Richard recently sat down in an interview with #ImStaying founder Jarette Petzer. There, he shared his thoughts on the obstacles businesses and individuals are facing amidst the COVID-19 chaos.
“The whole world is accelerated. Everyone lives in a different space now…knows how to do a Zoom call…knows how to have conferences online…knows that we can actually engage digitally. That means geography has just been thrown out of the window. Every product we are creating now is an international product. You do not have a local market anymore. If you have a local market, you are doing it wrong.”
“…anxiety is a waste of an emotion.”
Richard lectures on courses for the University of Cape Town’s Graduate School of Business (GSB) and the Gordon Institute of Business Science (GIBS). He firmly believes that anxiety is a waste of an emotion, seeing it as a background actor – the gunshot that was fired back in Act 1.
“If people want to get ahead of this, stop wasting even another second on anything to do with the coronavirus. Ban ‘corona’ from your vocabulary. It is unhelpful. That is not the virus you’re fighting. The virus you are fighting is the idea virus caused by the coronavirus. My business is not a mess because of the fire in the corner of the cinema. It is a mess because someone shouted ‘fire’ and everyone is scrambling for the doors.”
A popular quote by Duke Ellington reads: “I don’t need time, I need a deadline.”
“The good news is this is the great accelerator.
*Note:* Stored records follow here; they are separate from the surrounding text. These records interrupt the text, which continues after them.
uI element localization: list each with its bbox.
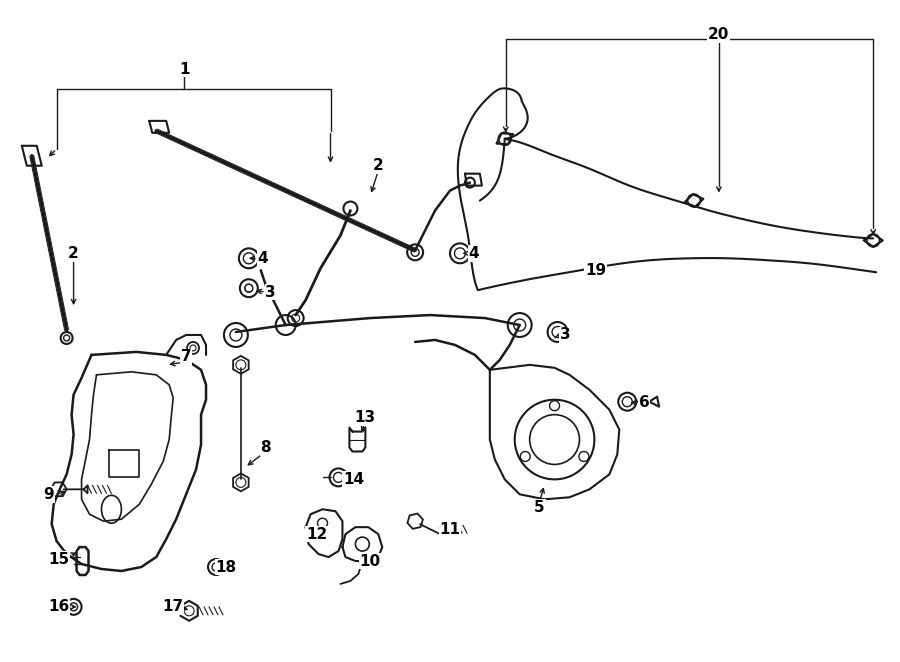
Text: 20: 20 [708, 26, 730, 42]
Text: 14: 14 [343, 472, 364, 487]
Text: 1: 1 [179, 62, 189, 77]
Text: 13: 13 [355, 410, 376, 425]
Text: 8: 8 [260, 440, 271, 455]
Text: 17: 17 [163, 599, 184, 614]
Text: 15: 15 [48, 551, 69, 567]
Text: 11: 11 [439, 522, 461, 537]
Text: 16: 16 [48, 599, 69, 614]
Text: 2: 2 [68, 246, 79, 261]
Text: 9: 9 [43, 487, 54, 502]
Text: 2: 2 [373, 158, 383, 173]
Text: 19: 19 [585, 263, 606, 278]
Text: 3: 3 [266, 285, 276, 300]
Text: 10: 10 [360, 553, 381, 569]
Text: 5: 5 [535, 500, 544, 515]
Text: 4: 4 [469, 246, 479, 261]
Text: 4: 4 [257, 251, 268, 266]
Text: 7: 7 [181, 350, 192, 364]
Text: 3: 3 [560, 328, 571, 342]
Text: 12: 12 [306, 527, 328, 542]
Text: 18: 18 [215, 559, 237, 575]
Text: 6: 6 [639, 395, 650, 410]
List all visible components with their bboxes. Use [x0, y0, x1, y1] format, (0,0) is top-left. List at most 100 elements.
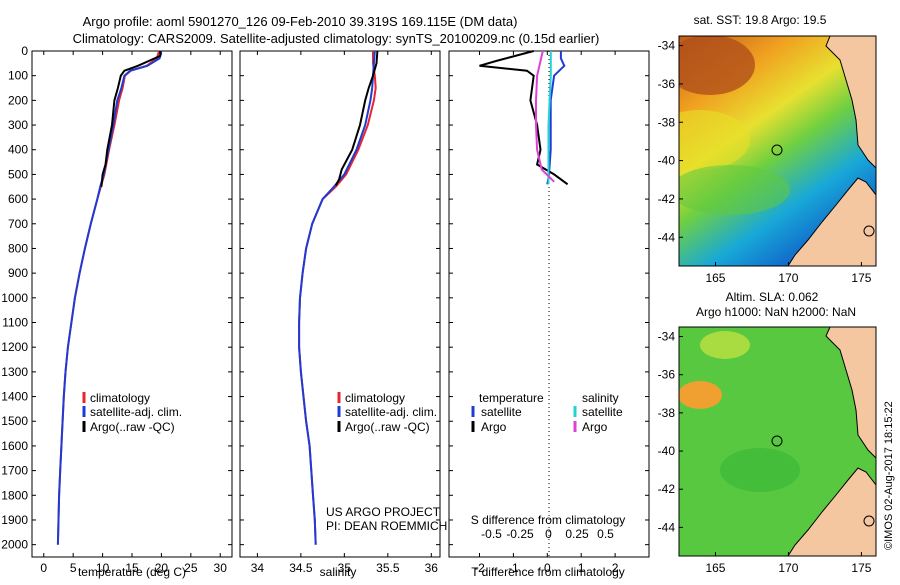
difference-panel: -2 -1 0 1 2 -0.5 -0.25 0 0.25 0.5 S difference fr… [448, 50, 650, 579]
s-tick-label: -0.25 [506, 527, 534, 541]
s-tick-label: 0 [545, 527, 552, 541]
x-tick-label: 0 [40, 561, 47, 575]
temperature-xlabel: temperature (deg C) [78, 565, 186, 579]
y-tick-label: 800 [8, 241, 28, 255]
x-tick-label: 34.5 [289, 561, 313, 575]
legend-label-s-argo: Argo [582, 420, 608, 434]
credits-pi: PI: DEAN ROEMMICH [326, 519, 447, 533]
s-difference-label: S difference from climatology [471, 513, 626, 527]
x-tick-label: -1 [508, 561, 519, 575]
series-line-satellite-adj-clim- [56, 50, 163, 545]
x-tick-label: 20 [155, 561, 169, 575]
map-y-tick-label: -34 [658, 330, 676, 344]
secondary-location-marker [863, 225, 875, 237]
y-tick-label: 1000 [1, 291, 28, 305]
x-tick-label: 0 [544, 561, 551, 575]
sla-map: Altim. SLA: 0.062 Argo h1000: NaN h2000:… [658, 290, 877, 575]
series-line-salinity-argo [535, 50, 555, 183]
salinity-xlabel: salinity [320, 565, 357, 579]
sst-map: sat. SST: 19.8 Argo: 19.5 165 170 175 -34 -3… [658, 13, 877, 285]
credits-project: US ARGO PROJECT [326, 505, 441, 519]
y-tick-label: 900 [8, 266, 28, 280]
north-island-land [825, 327, 876, 459]
y-tick-label: 400 [8, 143, 28, 157]
map-y-tick-label: -36 [658, 77, 676, 91]
x-tick-label: 34 [251, 561, 265, 575]
y-tick-label: 1900 [1, 513, 28, 527]
series-line-argo-raw-qc- [100, 51, 162, 187]
imos-stamp: ©IMOS 02-Aug-2017 18:15:22 [883, 401, 895, 550]
legend-label-climatology: climatology [345, 391, 405, 405]
x-tick-label: 35.5 [376, 561, 400, 575]
sla-low-patch [720, 448, 800, 492]
x-tick-label: 25 [184, 561, 198, 575]
argo-location-marker [771, 435, 783, 447]
legend-label-argo: Argo(..raw -QC) [345, 420, 430, 434]
x-tick-label: 15 [125, 561, 139, 575]
map-x-tick-label: 165 [705, 271, 725, 285]
sst-map-image [679, 36, 876, 266]
y-tick-label: 1100 [2, 316, 28, 330]
map-y-tick-label: -44 [658, 230, 676, 244]
sla-map-frame [678, 326, 877, 557]
legend-label-t-argo: Argo [481, 420, 507, 434]
temperature-axes-frame [31, 50, 233, 558]
map-y-tick-label: -42 [658, 192, 676, 206]
figure-title-line2: Climatology: CARS2009. Satellite-adjuste… [73, 31, 600, 46]
legend-label-climatology: climatology [90, 391, 150, 405]
temperature-legend: climatology satellite-adj. clim. Argo(..… [82, 391, 182, 434]
sst-green-patch [679, 165, 790, 215]
salinity-legend: climatology satellite-adj. clim. Argo(..… [337, 391, 437, 434]
sst-mid-patch [679, 110, 750, 170]
x-tick-label: -2 [474, 561, 485, 575]
map-y-tick-label: -40 [658, 154, 676, 168]
map-y-tick-label: -40 [658, 444, 676, 458]
series-line-temperature-argo [479, 50, 569, 186]
series-line-climatology [56, 50, 161, 545]
legend-label-t-satellite: satellite [481, 405, 522, 419]
x-tick-label: 2 [612, 561, 619, 575]
y-tick-label: 600 [8, 192, 28, 206]
y-tick-label: 300 [8, 118, 28, 132]
temperature-ticks: 0 5 10 15 20 25 300100200300400500600700800900… [1, 44, 232, 575]
map-y-tick-label: -36 [658, 368, 676, 382]
salinity-ticks: 34 34.5 35 35.5 36 [240, 50, 440, 575]
y-tick-label: 1700 [1, 464, 28, 478]
y-tick-label: 100 [8, 69, 28, 83]
map-x-tick-label: 170 [778, 271, 798, 285]
y-tick-label: 1500 [1, 414, 28, 428]
sst-map-ticks: 165 170 175 -34 -36 -38 -40 -42 -44 [658, 39, 872, 285]
sla-high-patch [679, 381, 722, 409]
series-line-temperature-satellite [546, 51, 566, 185]
legend-label-s-satellite: satellite [582, 405, 623, 419]
y-tick-label: 1800 [1, 488, 28, 502]
y-tick-label: 700 [8, 217, 28, 231]
difference-legend: temperature salinity satellite Argo sate… [471, 391, 623, 434]
map-x-tick-label: 170 [778, 561, 798, 575]
y-tick-label: 200 [8, 93, 28, 107]
y-tick-label: 1400 [1, 390, 28, 404]
map-y-tick-label: -38 [658, 406, 676, 420]
sst-map-frame [678, 35, 877, 267]
y-tick-label: 1200 [1, 340, 28, 354]
difference-ticks: -2 -1 0 1 2 -0.5 -0.25 0 0.25 0.5 [449, 50, 649, 575]
t-difference-xlabel: T difference from climatology [471, 565, 625, 579]
s-tick-label: 0.5 [597, 527, 614, 541]
map-y-tick-label: -38 [658, 115, 676, 129]
secondary-location-marker [863, 515, 875, 527]
difference-series [479, 50, 569, 186]
x-tick-label: 30 [214, 561, 228, 575]
salinity-series [298, 50, 379, 545]
y-tick-label: 1300 [1, 365, 28, 379]
map-y-tick-label: -44 [658, 520, 676, 534]
salinity-panel: 34 34.5 35 35.5 36 salinity climatology sate… [239, 50, 447, 579]
sla-mid-patch [700, 331, 750, 359]
y-tick-label: 1600 [1, 439, 28, 453]
map-x-tick-label: 165 [705, 561, 725, 575]
series-line-argo-raw-qc- [334, 50, 379, 186]
sst-map-title: sat. SST: 19.8 Argo: 19.5 [694, 13, 827, 27]
y-tick-label: 2000 [1, 538, 28, 552]
sla-map-image [679, 327, 876, 556]
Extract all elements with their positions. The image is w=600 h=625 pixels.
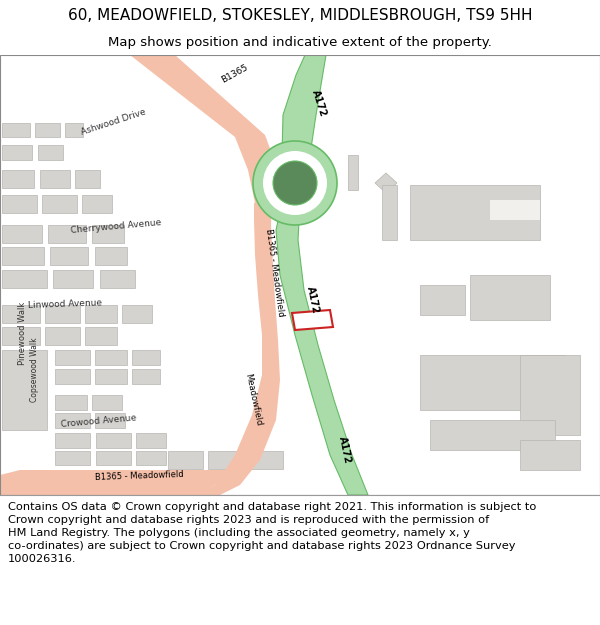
Polygon shape	[130, 55, 278, 203]
Bar	[55, 350, 90, 365]
Text: B1365: B1365	[220, 63, 250, 85]
Circle shape	[253, 141, 337, 225]
Bar	[40, 170, 70, 188]
Bar	[420, 355, 565, 410]
Bar	[208, 451, 243, 469]
Bar	[136, 433, 166, 448]
Bar	[470, 275, 550, 320]
Bar	[95, 413, 125, 428]
Bar	[382, 185, 397, 240]
Circle shape	[263, 151, 327, 215]
Text: A172: A172	[305, 286, 321, 314]
Text: Pinewood Walk: Pinewood Walk	[18, 302, 27, 365]
Bar	[2, 247, 44, 265]
Bar	[42, 195, 77, 213]
Bar	[430, 420, 555, 450]
Bar	[2, 145, 32, 160]
Bar	[420, 285, 465, 315]
Bar	[48, 225, 86, 243]
Bar	[248, 451, 283, 469]
Bar	[50, 247, 88, 265]
Bar	[45, 327, 80, 345]
Bar	[2, 350, 47, 430]
Polygon shape	[282, 55, 326, 173]
Bar	[92, 225, 124, 243]
Circle shape	[273, 161, 317, 205]
Bar	[168, 451, 203, 469]
Polygon shape	[276, 203, 368, 495]
Bar	[100, 270, 135, 288]
Bar	[95, 350, 127, 365]
Bar	[2, 225, 42, 243]
Bar	[45, 305, 80, 323]
Text: A172: A172	[337, 436, 353, 464]
Bar	[2, 305, 40, 323]
Bar	[38, 145, 63, 160]
Bar	[55, 451, 90, 465]
Bar	[136, 451, 166, 465]
Text: Cherrywood Avenue: Cherrywood Avenue	[70, 218, 161, 235]
Bar	[410, 185, 540, 240]
Text: Linwood Avenue: Linwood Avenue	[28, 298, 103, 310]
Bar	[35, 123, 60, 137]
Polygon shape	[375, 173, 397, 193]
Bar	[490, 200, 540, 220]
Text: A172: A172	[310, 88, 328, 118]
Polygon shape	[198, 203, 280, 495]
Bar	[122, 305, 152, 323]
Bar	[520, 440, 580, 470]
Bar	[2, 123, 30, 137]
Bar	[55, 433, 90, 448]
Text: Copsewood Walk: Copsewood Walk	[30, 338, 39, 402]
Polygon shape	[0, 470, 235, 495]
Bar	[95, 369, 127, 384]
Bar	[132, 369, 160, 384]
Bar	[55, 369, 90, 384]
Text: 60, MEADOWFIELD, STOKESLEY, MIDDLESBROUGH, TS9 5HH: 60, MEADOWFIELD, STOKESLEY, MIDDLESBROUG…	[68, 8, 532, 23]
Bar	[2, 327, 40, 345]
Text: B1365 - Meadowfield: B1365 - Meadowfield	[264, 228, 285, 317]
Bar	[2, 195, 37, 213]
Text: Contains OS data © Crown copyright and database right 2021. This information is : Contains OS data © Crown copyright and d…	[8, 501, 536, 564]
Bar	[85, 327, 117, 345]
Bar	[53, 270, 93, 288]
Bar	[520, 355, 580, 435]
Bar	[348, 155, 358, 190]
Bar	[75, 170, 100, 188]
Bar	[85, 305, 117, 323]
Text: Meadowfield: Meadowfield	[243, 373, 263, 427]
Text: Crowood Avenue: Crowood Avenue	[60, 413, 136, 429]
Bar	[95, 247, 127, 265]
Bar	[2, 170, 34, 188]
Bar	[92, 395, 122, 410]
Text: Ashwood Drive: Ashwood Drive	[80, 107, 147, 137]
Bar	[82, 195, 112, 213]
Bar	[132, 350, 160, 365]
Text: B1365 - Meadowfield: B1365 - Meadowfield	[95, 470, 184, 482]
Bar	[55, 413, 90, 428]
Polygon shape	[292, 310, 333, 330]
Bar	[2, 270, 47, 288]
Bar	[55, 395, 87, 410]
Bar	[65, 123, 83, 137]
Text: Map shows position and indicative extent of the property.: Map shows position and indicative extent…	[108, 36, 492, 49]
Bar	[96, 451, 131, 465]
Bar	[96, 433, 131, 448]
History will remember this as the time we accelerated… There is a thing called Parkinson’s Law and Parkinson’s Law says: the amount of time something takes is the amount of time it has been allocated… You need to build agility into your business.”
“Carve your values out of the situation we are in now.”
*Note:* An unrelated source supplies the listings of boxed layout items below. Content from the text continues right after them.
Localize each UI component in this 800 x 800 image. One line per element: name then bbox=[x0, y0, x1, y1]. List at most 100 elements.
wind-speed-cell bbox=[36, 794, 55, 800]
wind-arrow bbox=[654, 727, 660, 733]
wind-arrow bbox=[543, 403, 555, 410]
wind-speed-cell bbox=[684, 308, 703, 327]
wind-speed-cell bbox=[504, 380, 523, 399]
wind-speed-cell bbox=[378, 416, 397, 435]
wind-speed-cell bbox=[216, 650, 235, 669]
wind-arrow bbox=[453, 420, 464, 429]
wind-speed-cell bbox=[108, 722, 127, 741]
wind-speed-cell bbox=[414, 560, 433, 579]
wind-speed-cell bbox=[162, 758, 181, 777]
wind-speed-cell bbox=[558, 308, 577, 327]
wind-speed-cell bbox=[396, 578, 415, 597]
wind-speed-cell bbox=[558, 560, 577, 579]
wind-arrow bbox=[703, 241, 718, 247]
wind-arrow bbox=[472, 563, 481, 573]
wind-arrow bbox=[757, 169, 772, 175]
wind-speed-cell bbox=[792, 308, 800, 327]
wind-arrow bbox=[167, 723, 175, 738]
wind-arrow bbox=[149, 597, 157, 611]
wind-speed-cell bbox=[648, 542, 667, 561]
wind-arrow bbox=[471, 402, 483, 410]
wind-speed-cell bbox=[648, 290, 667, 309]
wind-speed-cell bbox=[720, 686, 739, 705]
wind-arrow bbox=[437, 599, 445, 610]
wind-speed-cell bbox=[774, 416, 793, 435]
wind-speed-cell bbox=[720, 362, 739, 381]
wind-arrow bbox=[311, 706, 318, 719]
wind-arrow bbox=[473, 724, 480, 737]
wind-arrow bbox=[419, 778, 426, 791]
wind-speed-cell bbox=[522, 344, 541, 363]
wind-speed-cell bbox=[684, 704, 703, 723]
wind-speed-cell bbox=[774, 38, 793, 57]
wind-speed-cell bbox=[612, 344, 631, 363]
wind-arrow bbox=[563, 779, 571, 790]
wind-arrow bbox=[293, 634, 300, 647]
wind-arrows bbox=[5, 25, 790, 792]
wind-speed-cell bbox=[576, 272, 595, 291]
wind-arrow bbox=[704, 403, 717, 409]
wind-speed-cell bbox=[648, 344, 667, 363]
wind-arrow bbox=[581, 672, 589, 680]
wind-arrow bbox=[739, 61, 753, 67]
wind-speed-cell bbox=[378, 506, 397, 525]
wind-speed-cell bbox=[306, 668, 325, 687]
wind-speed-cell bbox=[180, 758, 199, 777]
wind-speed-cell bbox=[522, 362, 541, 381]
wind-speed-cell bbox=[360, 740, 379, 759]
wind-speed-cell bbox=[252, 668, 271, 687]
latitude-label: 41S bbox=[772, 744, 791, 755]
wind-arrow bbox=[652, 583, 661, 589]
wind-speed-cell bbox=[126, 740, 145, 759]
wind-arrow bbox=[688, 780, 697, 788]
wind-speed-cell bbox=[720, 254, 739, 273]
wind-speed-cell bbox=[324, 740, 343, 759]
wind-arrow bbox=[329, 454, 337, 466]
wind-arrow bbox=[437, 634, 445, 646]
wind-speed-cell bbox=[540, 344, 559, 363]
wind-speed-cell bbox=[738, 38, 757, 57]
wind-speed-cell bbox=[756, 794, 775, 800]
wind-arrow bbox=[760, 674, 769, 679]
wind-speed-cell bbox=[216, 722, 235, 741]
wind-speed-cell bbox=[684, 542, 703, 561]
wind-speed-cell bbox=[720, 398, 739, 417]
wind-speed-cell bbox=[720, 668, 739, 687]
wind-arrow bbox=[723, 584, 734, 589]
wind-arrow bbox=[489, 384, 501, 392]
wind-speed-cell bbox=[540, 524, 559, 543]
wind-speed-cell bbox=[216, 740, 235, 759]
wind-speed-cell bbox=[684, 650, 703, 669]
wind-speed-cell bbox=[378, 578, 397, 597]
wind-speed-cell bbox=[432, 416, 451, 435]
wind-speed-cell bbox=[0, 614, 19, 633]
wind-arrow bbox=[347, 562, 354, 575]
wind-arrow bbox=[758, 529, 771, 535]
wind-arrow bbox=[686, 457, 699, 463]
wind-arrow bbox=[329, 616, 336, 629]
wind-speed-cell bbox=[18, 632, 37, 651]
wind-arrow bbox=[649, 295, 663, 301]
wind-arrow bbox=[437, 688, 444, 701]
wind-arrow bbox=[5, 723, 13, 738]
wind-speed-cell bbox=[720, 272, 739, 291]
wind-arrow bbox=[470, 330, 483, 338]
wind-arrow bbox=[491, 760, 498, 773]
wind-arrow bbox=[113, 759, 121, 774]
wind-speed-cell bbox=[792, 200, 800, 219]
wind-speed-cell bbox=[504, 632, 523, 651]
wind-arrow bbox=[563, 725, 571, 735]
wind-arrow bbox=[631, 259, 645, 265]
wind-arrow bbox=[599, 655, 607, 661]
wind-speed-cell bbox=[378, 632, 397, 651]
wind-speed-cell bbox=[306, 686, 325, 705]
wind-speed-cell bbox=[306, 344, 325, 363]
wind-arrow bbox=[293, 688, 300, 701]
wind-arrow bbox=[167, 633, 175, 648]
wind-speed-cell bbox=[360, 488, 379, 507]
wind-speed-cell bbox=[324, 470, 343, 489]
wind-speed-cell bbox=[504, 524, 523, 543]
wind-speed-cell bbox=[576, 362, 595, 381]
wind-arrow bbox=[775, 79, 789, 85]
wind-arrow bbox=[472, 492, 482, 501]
As a successful business owner who is experiencing the repercussions of the pandemic first-hand, Richard urges every business to ask itself two questions:
1. What problem do we solve? (Not, “What solution do we offer?)
2. Does this problem still exist?
“People have to amplify the problem they are solving in the world. This is the time your values are written from. Hold yourself accountable to them and if they don’t work, change them after this. Carve your values out of the situation we are in now. This will define who you are as a business… Don’t sell the ambulance, sell the accident. If you sell the accident, the ambulance sells itself.”
Richard leaves us with a few very thought-provoking words:
“Go out swinging. Don’t watch your ship go down. Don’t stand there on the deck with the band, singing songs, watching your ship go down. Run down to the boiler room and put wood on the hatches. I am not going to go down without a fight!”